Project 7: Lock-Free Concurrent Queue

Implement a multi-producer, multi-consumer lock-free queue using atomic operations.

Quick Reference

Attribute	Value
Difficulty	Advanced
Time Estimate	2-3 weeks
Main Programming Language	C++ or Rust
Alternative Programming Languages	C, Go (with atomics)
Coolness Level	Level 4: Hardcore Tech Flex
Business Potential	High-performance systems
Prerequisites	Concurrency, atomics, memory model basics
Key Topics	CAS, memory ordering, ABA, hazard pointers

1. Learning Objectives

By completing this project, you will:

Implement a lock-free MPMC queue.
Use compare-and-swap correctly with memory orderings.
Explain the ABA problem and mitigation strategies.
Identify false sharing and align data to cache lines.
Measure throughput under contention.
Compare lock-free vs lock-based designs.

2. All Theory Needed (Per-Concept Breakdown)

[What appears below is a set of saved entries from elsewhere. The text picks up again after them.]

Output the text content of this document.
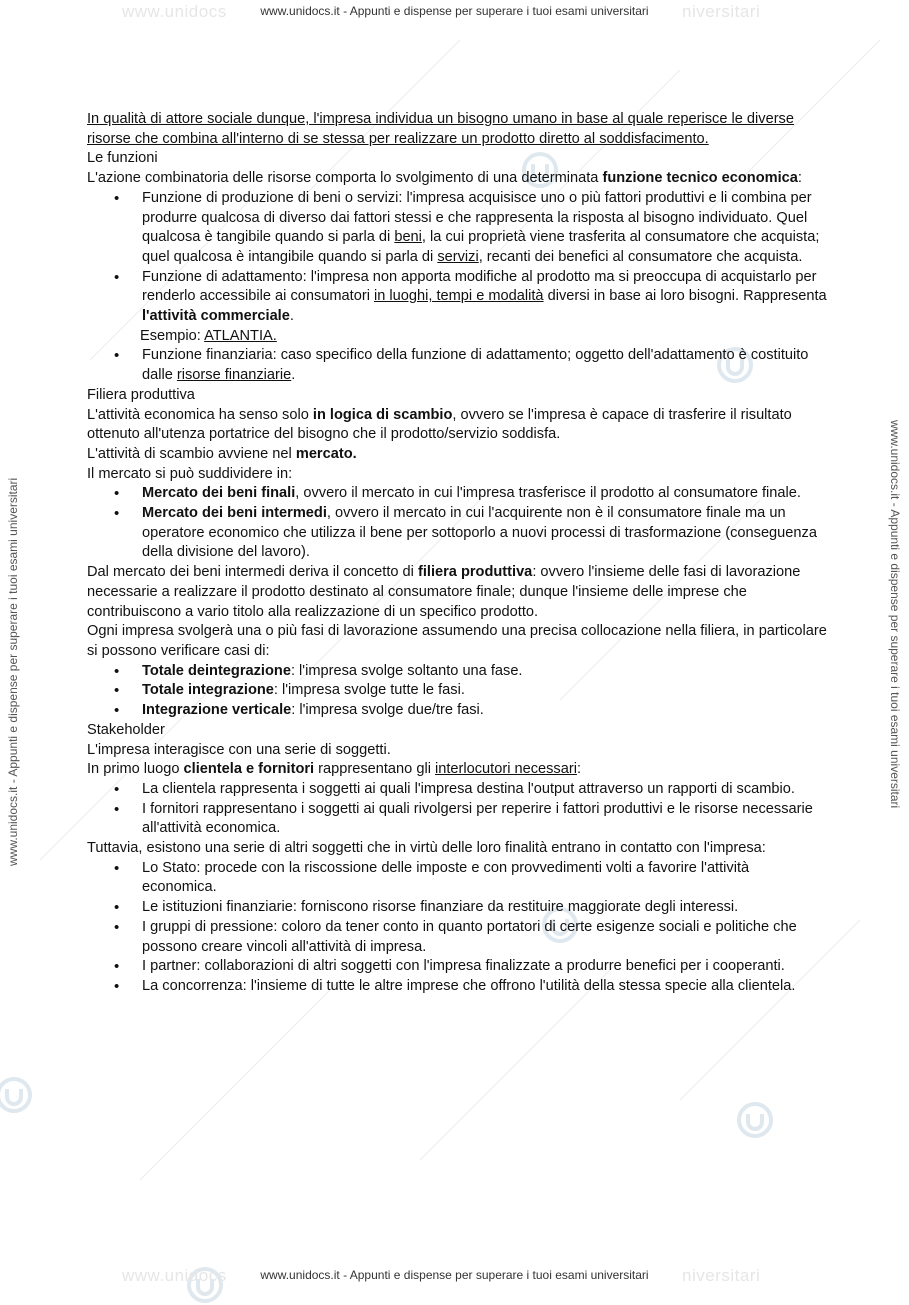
www.unidocs	niversitari
www.unidocs.it - Appunti e dispense per superare i tuoi esami universitari
www.unidocs	niversitari
www.unidocs.it - Appunti e dispense per superare i tuoi esami universitari
www.unidocs.it - Appunti e dispense per superare i tuoi esami universitari	www.unidocs.it - Appunti e dispense per superare i tuoi esami universitari

In qualità di attore sociale dunque, l'impresa individua un bisogno umano in base al quale reperisce le diverse risorse che combina all'interno di se stessa per realizzare un prodotto diretto al soddisfacimento.

Le funzioni

L'azione combinatoria delle risorse comporta lo svolgimento di una determinata funzione tecnico economica:

• Funzione di produzione di beni o servizi: l'impresa acquisisce uno o più fattori produttivi e li combina per produrre qualcosa di diverso dai fattori stessi e che rappresenta la risposta al bisogno individuato. Quel qualcosa è tangibile quando si parla di beni, la cui proprietà viene trasferita al consumatore che acquista; quel qualcosa è intangibile quando si parla di servizi, recanti dei benefici al consumatore che acquista.
• Funzione di adattamento: l'impresa non apporta modifiche al prodotto ma si preoccupa di acquistarlo per renderlo accessibile ai consumatori in luoghi, tempi e modalità diversi in base ai loro bisogni. Rappresenta l'attività commerciale.

Esempio: ATLANTIA.

• Funzione finanziaria: caso specifico della funzione di adattamento; oggetto dell'adattamento è costituito dalle risorse finanziarie.

Filiera produttiva

L'attività economica ha senso solo in logica di scambio, ovvero se l'impresa è capace di trasferire il risultato ottenuto all'utenza portatrice del bisogno che il prodotto/servizio soddisfa.

L'attività di scambio avviene nel mercato.

Il mercato si può suddividere in:

• Mercato dei beni finali, ovvero il mercato in cui l'impresa trasferisce il prodotto al consumatore finale.
• Mercato dei beni intermedi, ovvero il mercato in cui l'acquirente non è il consumatore finale ma un operatore economico che utilizza il bene per sottoporlo a nuovi processi di trasformazione (conseguenza della divisione del lavoro).

Dal mercato dei beni intermedi deriva il concetto di filiera produttiva: ovvero l'insieme delle fasi di lavorazione necessarie a realizzare il prodotto destinato al consumatore finale; dunque l'insieme delle imprese che contribuiscono a vario titolo alla realizzazione di un specifico prodotto.

Ogni impresa svolgerà una o più fasi di lavorazione assumendo una precisa collocazione nella filiera, in particolare si possono verificare casi di:

• Totale deintegrazione: l'impresa svolge soltanto una fase.
• Totale integrazione: l'impresa svolge tutte le fasi.
• Integrazione verticale: l'impresa svolge due/tre fasi.

Stakeholder

L'impresa interagisce con una serie di soggetti.

In primo luogo clientela e fornitori rappresentano gli interlocutori necessari:

• La clientela rappresenta i soggetti ai quali l'impresa destina l'output attraverso un rapporti di scambio.
• I fornitori rappresentano i soggetti ai quali rivolgersi per reperire i fattori produttivi e le risorse necessarie all'attività economica.

Tuttavia, esistono una serie di altri soggetti che in virtù delle loro finalità entrano in contatto con l'impresa:

• Lo Stato: procede con la riscossione delle imposte e con provvedimenti volti a favorire l'attività economica.
• Le istituzioni finanziarie: forniscono risorse finanziare da restituire maggiorate degli interessi.
• I gruppi di pressione: coloro da tener conto in quanto portatori di certe esigenze sociali e politiche che possono creare vincoli all'attività di impresa.
• I partner: collaborazioni di altri soggetti con l'impresa finalizzate a produrre benefici per i cooperanti.
• La concorrenza: l'insieme di tutte le altre imprese che offrono l'utilità della stessa specie alla clientela.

2.1 Atomic Operations and Memory Ordering

Description / Expanded Explanation

Atomic operations ensure updates appear indivisible. Memory ordering controls visibility of writes across threads. Incorrect ordering can yield subtle bugs.

Definitions & Key Terms

atomic -> indivisible operation
memory order -> rules for visibility (relaxed, acquire, release)
fence -> memory barrier
data race -> unsynchronized access

Mental Model Diagram (ASCII)

Thread A: write data -> release store
Thread B: acquire load -> read data

Mental Model Diagram (Image)

Memory Ordering

How It Works (Step-by-Step)

Producer writes node data.
Producer publishes pointer with release semantics.
Consumer reads pointer with acquire semantics.
Consumer sees node data consistently.

Minimal Concrete Example

head.store(newNode, std::memory_order_release);
Node* n = head.load(std::memory_order_acquire);

Common Misconceptions

“Atomics automatically synchronize everything” -> ordering must be chosen.
“Relaxed is always safe” -> it can break visibility guarantees.

Check-Your-Understanding Questions

What does acquire guarantee that relaxed does not?
When is seq_cst required?
How can reordering break a queue?

Where You’ll Apply It

See 4.4 for CAS loops.
See 5.10 Phase 2 for implementation.
Also used in: P02 Load Balancer

2.2 Compare-And-Swap (CAS)

Description / Expanded Explanation

CAS updates a value only if it matches an expected value. It is the core primitive for lock-free data structures.

Definitions & Key Terms

CAS -> compare and swap
expected -> value you think is in memory
retry loop -> repeat CAS until success

Mental Model Diagram (ASCII)

if (*ptr == expected) *ptr = desired

Mental Model Diagram (Image)

CAS

How It Works (Step-by-Step)

Read pointer.
Compute next pointer.
Attempt CAS; if fails, retry.

Minimal Concrete Example

while (!head.compare_exchange_weak(old, new)) { }

Common Misconceptions

“CAS always succeeds quickly” -> under contention it can spin.
“CAS replaces locks entirely” -> still needs safe memory reclamation.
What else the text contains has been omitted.